Saturday, November 24, 2012

Thanksgiving Thoughts & Goals

On the eve of Thanksgiving, I sat down and wrote some of my mental goals going into the holiday.  Holidays usually revolve around people, and these are ways that have been keeping me from seeing those people who are in my life.  Here are my thoughts:


On eating...It's about to get awesome up in here with all the good foods coming my way.  I want the meal to be about the family that I'm eating it with, not the yumminess that I get to enjoy.  Instead of gluttonously looking at what I'm about to consume, I want to celebrate good foods.  Above all, I want the food to come second to people on the list of things that take my focus.  

 On cleaning...With several cooks and way more eaters in my house, things are going to get sticky quickly.  I want to not even see it.  I want to see all my family crammed in my kitchen and not even see the mess that may or may not happening.  These times that we're all together are rare, and I don't want to be consumed with a mess.  Messes are temporary, but so are those family gatherings.  Only one gets my attention.  
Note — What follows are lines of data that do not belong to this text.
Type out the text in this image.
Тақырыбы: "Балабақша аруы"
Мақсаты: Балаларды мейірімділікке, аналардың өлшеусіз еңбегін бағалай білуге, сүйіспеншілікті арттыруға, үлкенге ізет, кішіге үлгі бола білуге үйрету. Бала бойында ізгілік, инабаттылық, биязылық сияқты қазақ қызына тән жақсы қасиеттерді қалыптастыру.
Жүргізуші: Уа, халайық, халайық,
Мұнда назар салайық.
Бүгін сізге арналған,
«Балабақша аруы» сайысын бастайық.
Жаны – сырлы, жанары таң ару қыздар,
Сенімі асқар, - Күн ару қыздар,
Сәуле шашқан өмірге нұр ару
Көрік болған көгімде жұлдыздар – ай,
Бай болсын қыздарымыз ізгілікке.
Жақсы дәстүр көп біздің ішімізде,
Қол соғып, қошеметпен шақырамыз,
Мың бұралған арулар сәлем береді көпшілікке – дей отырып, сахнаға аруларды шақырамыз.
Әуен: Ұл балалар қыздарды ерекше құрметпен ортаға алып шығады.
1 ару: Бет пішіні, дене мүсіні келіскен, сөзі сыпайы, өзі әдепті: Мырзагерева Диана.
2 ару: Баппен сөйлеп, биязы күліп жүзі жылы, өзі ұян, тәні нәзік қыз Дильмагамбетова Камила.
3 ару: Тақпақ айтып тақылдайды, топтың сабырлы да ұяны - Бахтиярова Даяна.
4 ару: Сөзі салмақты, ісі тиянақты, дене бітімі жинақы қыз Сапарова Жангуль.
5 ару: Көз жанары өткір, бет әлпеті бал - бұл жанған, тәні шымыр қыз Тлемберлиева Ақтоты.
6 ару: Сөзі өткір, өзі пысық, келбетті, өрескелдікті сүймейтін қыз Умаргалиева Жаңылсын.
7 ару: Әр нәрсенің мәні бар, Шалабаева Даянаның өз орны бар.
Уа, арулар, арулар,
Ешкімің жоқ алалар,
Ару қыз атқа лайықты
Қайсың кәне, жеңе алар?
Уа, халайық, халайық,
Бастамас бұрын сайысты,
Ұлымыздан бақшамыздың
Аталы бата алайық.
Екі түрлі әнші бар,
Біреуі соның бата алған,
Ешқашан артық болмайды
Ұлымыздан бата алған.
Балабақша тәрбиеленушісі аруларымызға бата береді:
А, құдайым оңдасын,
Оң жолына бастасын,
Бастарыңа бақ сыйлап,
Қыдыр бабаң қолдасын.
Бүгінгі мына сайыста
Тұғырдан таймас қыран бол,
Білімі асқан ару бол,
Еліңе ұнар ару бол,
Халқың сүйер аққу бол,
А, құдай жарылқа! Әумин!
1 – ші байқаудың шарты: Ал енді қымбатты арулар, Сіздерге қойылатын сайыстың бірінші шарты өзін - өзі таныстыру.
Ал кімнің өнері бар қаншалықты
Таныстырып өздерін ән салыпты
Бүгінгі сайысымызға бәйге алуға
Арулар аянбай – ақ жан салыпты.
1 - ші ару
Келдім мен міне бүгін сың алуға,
I found some good perspective on this on Facebook.  One of my older friends who has grandchildren all over and a daughter in Spain posted this, "Got up this morning to a quiet and orderly house.  So sad.  Miss my babes."  Later in the comments she says, "I would gladly trade my neat, clean, and organized house for sticky fingerprints and toys all over the place."  I bet she's so welcoming and nurturing at family gatherings!  

On giving...It has always felt good to be generous.  Not only with money but with time, effort, and words makes me feel so warm and fuzzy inside.  The warm and fuzzy are really masks for proud and powerful.  My generosity usually comes from a place that is above the recipient, like I'm reaching down off my high platform.  From now on, I want to be compelled to give because it's not mine in the first place.  From money to ability to willingness, it is not me who has but me has been given to.   With joy and humility and gratefulness, I want to be generous because someone has been extremely generous to me.



When I read over these, I remember how much I failed and how much I succeeded all the same.  While there is definitely room for growth (as there always be), I am amazed at how the past year things have changed in my heart.  Perspective has been given to me.  My heart has been pierced.  Intentional thinking and living is starting to bloom.  The overwhelming feeling that I have is freedom.  I've been set free from a few things that have so entangled my heart.  A free(-er) heart makes life grand.